Forty-two patients (50.6%) exhibited a marked increase in VEGF immunoreactivity of tumor cells. The mean VEGF staining score was 2.79±0.67, and the median score of 2.90 was used to distinguish between low and high VEGF staining. VEGF expression was correlated with HIF1α expression (P=0.003), but not with Dll4 expression (P=0.446) (Table II).

For the VEGF +405G/C SNP, 50.6% of patients had the GC genotype, 25.3% had CC and 24.1% had GG. For the VEGF −460T/C SNP, 50.6% had the TT genotype, 38.6% had TC and 10.8% had CC. No significant association was observed between VEGF SNPs and clinicopathological characteristics such as gender, pathological stage, lymphatic invasion, vascular invasion, histological type, and smoking status (Table III).

Both SNPs displayed no association with VEGF or HIF-1α expression; however, Dll4 expression was significantly higher in patients with the VEGF −460TT genotype (P=0.031) (Table IV).

MVD ranged from 2.0 to 80.0, with a mean value of 29.9±15.9 and a median score of 29. High MVD was significantly associated with high VEGF (P<0.001) and Dll4 (P=0.026) expression, but not with HIF-1α expression (P=0.235) (Table V).
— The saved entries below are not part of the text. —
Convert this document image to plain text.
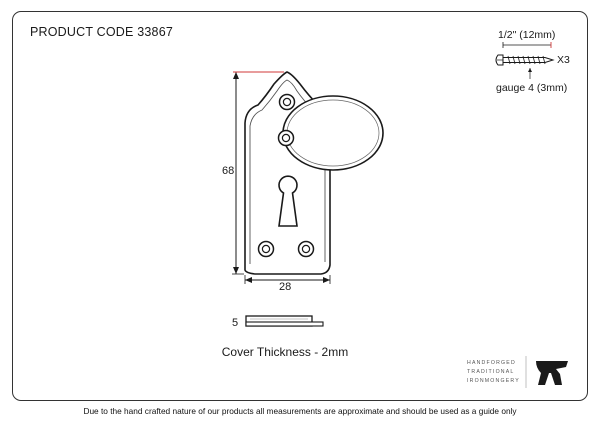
PRODUCT CODE 33867
68
28
5
Cover Thickness - 2mm
1/2" (12mm)
X3
gauge 4 (3mm)
HANDFORGED
TRADITIONAL
IRONMONGERY
Due to the hand crafted nature of our products all measurements are approximate and should be used as a guide only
Patients with the VEGF −460TT and TC genotypes had significantly greater MVD compared to those with the CC genotype (TT/TC vs. CC; P=0.027) (Table VIA). Moreover, in a group of tumors with high VEGF expression, patients with the VEGF −460TT genotype had significantly higher MVD compared to those with the CC genotypes (P=0.033) (Table VIB).